PO i PSL bronią Sawickiego, SLD i PJN za odwołaniem

PO i PSL bronią Sawickiego, SLD i PJN za odwołaniem

Dodano:   /  Zmieniono: 
Marek Sawicki (fot. Wikipedia)
PO i PSL bronią ministra rolnictwa Marka Sawickiego, twierdząc, że wniosek PiS o jego odwołanie jest podyktowany tylko nadchodzącymi wyborami. Za odwołaniem Sawickiego opowiadają się SLD i PJN. SLD chce ponadto informacji rządu na temat sytuacji na wsi.
Marszałek Sejmu Grzegorz Schetyna, pytany o wniosek PiS o odwołanie ministra Sawickiego, ocenił, że szef resortu rolnictwa to "dobry, sprawny minister w bardzo trudnym miejscu". - Dobrze wydający środki europejskie, niekonfliktowy - powiedział Schetyna dziennikarzom w Sejmie. Jak dodał, "to wilcze, zbójeckie prawo opozycji składać wnioski o odwołanie ministrów". - Jestem przekonany, że nie przejdzie ten wniosek. Koalicja musi pokazać swoją przewagę i to, że ma większość - dodał marszałek.

PiS chce odwołać ministra rolnictwa

Szef klubu PO Tomasz Tomczykiewicz ocenił, że wniosek PiS o odwołanie Sawickiego jest podyktowany jedynie nadchodzącymi wyborami. Zapowiada, że PO będzie bronić Sawickiego, bo to "bardzo dobry minister". - To absurdalne, przez ostatnie lata wszystko ok, spokój na wsi absolutny i nagle - co się mogło wydarzyć? Tylko zbliżające się wybory. To one powodują, że PiS zgłasza kolejny wniosek o odwołanie kolejnego ministra - powiedział Tomczykiewicz. W jego ocenie, PiS działa na szkodę polskiej prezydencji. - Ministrowie to główne osoby, które będą odpowiadały za realizację programu przygotowanego przez rząd na prezydencję. Atakowanie w takim okresie ministrów rządu Donalda Tuska jest absurdalne, szkodliwe i głupie - uważa Tomczykiewicz.

Porządny chłop, ale...

Wniosek o odwołanie Sawickiego popiera natomiast SLD. - Minister rolnictwa to porządny chłop, ale tylko to SLD może powiedzieć o nim. Minister Sawicki administruje polskim rolnictwem, ale nie nadaje mu biegu rozwojowego - ocenił poseł Sojuszu Romuald Ajchler z sejmowej Komisji Rolnictwa i Rozwoju Wsi. SLD zgadza się m.in. z zarzutem PiS pod adresem Sawickiego o brak działań na rzecz wyrównania wysokości dopłat dla rolników w ten sposób, by otrzymywali tyle, ile ich koledzy z krajów "starej" UE. Oprócz tego Sojusz zarzuca ministrowi rolnictwa niewłaściwą gospodarkę ziemią rolną i rozregulowanie rynku mięsa, szczególnie wieprzowego. Wiceszef klubu Sojuszu Leszek Aleksandrzak zapowiedział, że Sojusz złoży na następnym posiedzeniu Sejmu wniosek o informację rządu w sprawie sytuacji na wsi.

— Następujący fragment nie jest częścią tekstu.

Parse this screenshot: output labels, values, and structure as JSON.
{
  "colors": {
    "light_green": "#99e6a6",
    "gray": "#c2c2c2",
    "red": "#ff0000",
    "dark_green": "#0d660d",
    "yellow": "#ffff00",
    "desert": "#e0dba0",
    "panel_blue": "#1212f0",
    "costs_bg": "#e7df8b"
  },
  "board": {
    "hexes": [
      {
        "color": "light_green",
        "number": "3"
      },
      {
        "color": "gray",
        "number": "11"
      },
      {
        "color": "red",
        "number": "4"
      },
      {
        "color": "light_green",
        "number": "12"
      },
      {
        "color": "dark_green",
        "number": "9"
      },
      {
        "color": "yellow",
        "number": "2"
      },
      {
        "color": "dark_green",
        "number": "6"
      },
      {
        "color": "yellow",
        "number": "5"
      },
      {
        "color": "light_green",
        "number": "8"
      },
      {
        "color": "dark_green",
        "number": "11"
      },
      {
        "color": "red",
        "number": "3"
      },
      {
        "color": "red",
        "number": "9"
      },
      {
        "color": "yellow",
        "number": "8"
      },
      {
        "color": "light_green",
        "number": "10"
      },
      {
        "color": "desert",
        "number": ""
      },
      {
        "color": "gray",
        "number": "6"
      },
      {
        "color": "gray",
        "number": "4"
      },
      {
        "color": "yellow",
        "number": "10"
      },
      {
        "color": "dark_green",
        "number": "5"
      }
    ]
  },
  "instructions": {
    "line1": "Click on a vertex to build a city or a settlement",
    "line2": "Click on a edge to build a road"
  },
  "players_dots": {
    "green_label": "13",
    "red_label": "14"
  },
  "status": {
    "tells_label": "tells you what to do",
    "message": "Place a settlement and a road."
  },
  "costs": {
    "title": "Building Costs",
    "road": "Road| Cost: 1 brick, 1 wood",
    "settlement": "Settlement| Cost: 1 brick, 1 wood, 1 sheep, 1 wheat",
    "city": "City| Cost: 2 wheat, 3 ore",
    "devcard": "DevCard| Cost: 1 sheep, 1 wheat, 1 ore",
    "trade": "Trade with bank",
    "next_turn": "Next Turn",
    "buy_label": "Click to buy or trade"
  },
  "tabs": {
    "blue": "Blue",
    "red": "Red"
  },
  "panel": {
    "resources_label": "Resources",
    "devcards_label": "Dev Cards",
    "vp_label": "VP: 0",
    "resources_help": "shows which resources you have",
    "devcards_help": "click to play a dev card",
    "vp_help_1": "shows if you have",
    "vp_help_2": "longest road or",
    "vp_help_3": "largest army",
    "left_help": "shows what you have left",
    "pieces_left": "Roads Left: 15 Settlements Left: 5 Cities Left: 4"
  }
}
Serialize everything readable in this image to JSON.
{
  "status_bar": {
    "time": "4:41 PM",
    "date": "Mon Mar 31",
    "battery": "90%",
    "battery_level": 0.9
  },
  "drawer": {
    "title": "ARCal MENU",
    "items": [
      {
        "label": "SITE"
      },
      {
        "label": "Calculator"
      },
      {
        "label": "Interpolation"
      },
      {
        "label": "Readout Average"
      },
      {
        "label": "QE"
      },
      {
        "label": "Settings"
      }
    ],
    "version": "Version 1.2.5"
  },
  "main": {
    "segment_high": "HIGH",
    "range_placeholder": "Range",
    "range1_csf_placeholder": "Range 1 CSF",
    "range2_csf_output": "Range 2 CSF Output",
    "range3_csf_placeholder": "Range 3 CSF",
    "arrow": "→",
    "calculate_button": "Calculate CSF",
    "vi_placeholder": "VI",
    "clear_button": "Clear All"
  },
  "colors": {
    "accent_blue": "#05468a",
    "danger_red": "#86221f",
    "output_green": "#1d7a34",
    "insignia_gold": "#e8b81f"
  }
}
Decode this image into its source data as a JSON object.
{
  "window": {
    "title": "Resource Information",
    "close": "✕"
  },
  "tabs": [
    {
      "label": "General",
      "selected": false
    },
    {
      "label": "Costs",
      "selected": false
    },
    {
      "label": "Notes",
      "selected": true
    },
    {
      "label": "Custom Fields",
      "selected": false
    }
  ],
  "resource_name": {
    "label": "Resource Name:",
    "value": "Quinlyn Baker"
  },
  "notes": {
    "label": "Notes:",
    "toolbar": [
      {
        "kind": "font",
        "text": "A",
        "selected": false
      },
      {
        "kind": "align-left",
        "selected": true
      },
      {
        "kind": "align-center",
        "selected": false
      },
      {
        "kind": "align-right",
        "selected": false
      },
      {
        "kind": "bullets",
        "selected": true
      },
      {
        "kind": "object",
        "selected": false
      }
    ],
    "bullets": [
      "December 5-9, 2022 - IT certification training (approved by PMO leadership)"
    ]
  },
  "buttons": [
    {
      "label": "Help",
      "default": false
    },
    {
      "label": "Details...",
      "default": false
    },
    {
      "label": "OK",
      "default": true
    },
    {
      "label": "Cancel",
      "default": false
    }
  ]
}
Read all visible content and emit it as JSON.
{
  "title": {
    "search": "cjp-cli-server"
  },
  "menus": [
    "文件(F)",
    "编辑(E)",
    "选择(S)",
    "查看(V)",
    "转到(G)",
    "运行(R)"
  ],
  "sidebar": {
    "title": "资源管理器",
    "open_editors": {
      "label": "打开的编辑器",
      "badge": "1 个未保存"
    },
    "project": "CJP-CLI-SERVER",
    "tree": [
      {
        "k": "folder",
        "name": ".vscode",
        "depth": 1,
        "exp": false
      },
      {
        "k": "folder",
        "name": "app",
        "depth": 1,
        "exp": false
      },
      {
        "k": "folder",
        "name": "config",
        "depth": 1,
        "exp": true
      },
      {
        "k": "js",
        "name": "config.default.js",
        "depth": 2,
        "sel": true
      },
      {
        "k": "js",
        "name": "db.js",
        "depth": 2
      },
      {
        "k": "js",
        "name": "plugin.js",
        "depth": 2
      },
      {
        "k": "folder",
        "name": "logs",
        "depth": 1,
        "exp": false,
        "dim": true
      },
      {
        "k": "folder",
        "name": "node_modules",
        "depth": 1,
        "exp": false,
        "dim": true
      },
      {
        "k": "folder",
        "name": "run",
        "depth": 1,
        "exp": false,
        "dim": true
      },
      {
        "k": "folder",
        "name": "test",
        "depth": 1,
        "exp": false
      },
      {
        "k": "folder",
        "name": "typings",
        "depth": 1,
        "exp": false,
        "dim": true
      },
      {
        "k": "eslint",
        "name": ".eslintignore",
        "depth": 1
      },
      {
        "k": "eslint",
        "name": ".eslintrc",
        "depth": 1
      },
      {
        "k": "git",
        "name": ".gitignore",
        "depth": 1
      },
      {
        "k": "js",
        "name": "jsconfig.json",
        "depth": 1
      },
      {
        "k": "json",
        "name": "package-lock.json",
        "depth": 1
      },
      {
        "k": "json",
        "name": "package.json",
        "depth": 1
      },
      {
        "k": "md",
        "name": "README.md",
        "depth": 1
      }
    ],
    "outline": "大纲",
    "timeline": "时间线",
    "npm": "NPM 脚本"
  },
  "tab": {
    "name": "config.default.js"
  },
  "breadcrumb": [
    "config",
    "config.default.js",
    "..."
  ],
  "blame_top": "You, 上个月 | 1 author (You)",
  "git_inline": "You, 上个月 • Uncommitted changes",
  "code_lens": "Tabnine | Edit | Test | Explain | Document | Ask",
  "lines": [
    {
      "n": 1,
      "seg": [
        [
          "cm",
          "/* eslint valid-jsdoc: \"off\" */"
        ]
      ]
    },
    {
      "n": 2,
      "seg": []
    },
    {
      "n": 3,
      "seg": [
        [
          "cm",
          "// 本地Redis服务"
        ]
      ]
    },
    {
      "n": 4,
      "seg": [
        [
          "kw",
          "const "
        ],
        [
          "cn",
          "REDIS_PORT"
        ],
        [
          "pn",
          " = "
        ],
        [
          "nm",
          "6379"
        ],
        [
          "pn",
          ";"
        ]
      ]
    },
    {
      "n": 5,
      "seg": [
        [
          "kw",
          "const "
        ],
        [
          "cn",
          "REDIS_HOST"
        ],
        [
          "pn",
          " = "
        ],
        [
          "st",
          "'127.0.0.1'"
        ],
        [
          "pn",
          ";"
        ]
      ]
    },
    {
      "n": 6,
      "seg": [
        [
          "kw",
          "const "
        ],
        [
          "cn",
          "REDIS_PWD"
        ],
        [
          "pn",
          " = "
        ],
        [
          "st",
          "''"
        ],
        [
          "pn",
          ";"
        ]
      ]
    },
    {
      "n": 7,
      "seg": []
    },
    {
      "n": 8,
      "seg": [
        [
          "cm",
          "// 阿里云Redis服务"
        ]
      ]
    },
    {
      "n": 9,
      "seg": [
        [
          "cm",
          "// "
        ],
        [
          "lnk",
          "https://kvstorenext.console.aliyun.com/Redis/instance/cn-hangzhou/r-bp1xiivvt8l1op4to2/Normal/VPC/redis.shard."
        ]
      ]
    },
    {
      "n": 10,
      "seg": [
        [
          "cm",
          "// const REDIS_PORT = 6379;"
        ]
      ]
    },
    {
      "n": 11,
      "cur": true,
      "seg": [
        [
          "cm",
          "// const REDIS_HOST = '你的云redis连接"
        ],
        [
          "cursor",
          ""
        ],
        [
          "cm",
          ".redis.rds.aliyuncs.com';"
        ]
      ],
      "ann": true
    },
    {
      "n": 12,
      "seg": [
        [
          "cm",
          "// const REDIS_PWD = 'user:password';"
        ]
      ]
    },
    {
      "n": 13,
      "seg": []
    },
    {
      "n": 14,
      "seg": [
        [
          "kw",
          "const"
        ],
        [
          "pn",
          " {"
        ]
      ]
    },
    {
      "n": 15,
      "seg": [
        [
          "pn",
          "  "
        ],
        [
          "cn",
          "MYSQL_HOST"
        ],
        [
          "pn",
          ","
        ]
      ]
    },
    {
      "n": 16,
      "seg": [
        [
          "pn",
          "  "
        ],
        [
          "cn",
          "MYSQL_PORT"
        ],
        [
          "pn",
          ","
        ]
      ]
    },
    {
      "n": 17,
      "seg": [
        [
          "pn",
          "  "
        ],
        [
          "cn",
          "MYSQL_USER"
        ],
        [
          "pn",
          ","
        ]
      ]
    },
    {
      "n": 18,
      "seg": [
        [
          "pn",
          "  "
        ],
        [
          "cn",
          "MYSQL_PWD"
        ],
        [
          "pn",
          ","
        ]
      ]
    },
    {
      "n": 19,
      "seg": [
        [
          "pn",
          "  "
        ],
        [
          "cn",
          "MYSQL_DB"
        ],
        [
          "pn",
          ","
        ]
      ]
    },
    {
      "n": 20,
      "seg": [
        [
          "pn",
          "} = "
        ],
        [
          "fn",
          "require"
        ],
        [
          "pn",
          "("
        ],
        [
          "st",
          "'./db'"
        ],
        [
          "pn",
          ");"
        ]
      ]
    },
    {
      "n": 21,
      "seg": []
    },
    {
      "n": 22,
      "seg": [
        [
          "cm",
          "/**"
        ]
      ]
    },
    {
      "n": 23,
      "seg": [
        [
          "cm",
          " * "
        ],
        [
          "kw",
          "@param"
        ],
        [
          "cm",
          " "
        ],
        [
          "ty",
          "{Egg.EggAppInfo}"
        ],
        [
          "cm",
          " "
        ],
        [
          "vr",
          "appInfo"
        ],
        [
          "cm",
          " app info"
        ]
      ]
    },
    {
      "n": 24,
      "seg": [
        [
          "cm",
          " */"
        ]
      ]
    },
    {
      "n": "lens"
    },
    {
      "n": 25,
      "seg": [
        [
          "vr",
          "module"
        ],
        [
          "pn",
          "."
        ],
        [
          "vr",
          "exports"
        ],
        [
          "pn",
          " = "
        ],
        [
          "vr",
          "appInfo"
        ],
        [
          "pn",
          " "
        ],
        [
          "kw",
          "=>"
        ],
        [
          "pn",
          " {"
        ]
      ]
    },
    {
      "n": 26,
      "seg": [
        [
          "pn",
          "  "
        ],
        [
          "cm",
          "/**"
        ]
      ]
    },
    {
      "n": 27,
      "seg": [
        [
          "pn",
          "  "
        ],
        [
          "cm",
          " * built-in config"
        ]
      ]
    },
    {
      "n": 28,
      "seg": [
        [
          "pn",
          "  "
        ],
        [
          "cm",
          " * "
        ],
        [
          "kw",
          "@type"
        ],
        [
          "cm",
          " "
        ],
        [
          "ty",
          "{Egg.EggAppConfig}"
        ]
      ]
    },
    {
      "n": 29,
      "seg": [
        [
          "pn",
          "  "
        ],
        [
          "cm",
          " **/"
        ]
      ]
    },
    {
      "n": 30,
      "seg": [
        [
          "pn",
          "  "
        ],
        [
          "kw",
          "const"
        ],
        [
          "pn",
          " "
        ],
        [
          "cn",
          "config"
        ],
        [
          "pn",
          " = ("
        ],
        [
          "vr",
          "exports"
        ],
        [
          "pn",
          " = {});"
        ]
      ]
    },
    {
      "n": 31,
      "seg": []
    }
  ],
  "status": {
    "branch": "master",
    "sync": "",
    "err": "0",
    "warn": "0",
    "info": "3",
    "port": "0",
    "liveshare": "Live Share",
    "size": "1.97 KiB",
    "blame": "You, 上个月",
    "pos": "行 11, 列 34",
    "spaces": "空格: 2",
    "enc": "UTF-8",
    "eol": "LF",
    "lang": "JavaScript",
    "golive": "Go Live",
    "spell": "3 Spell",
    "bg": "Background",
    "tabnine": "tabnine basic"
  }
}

PJN też nie chce Sawickiego

Rzecznik klubu PJN Lucjan Karasiewicz zapowiedział, że jego ugrupowanie poprze wniosek o wotum nieufności wobec Sawickiego. - To jest minister, który jest odpowiedzialny, po pierwsze za drożyznę na rynku żywności, za destabilizowanie polskiego rynku żywności. Po drugie, to minister, który dopuścił i dalej dopuszcza do wprowadzenia na polski rynek skażonego dioksynami mięsa z Niemiec - powiedział. - Uważamy, że choćby te dwa punkty są wystarczającymi powodami, żeby poprzeć wniosek o wotum nieufności dla ministra rolnictwa. Choć oczywiście tych aspektów szkodliwej działalności ministra jest dużo więcej, jak choćby polityka gruntami czy nieefektywne wykorzystywanie środków unijnych, itd. - powiedział Karasiewicz.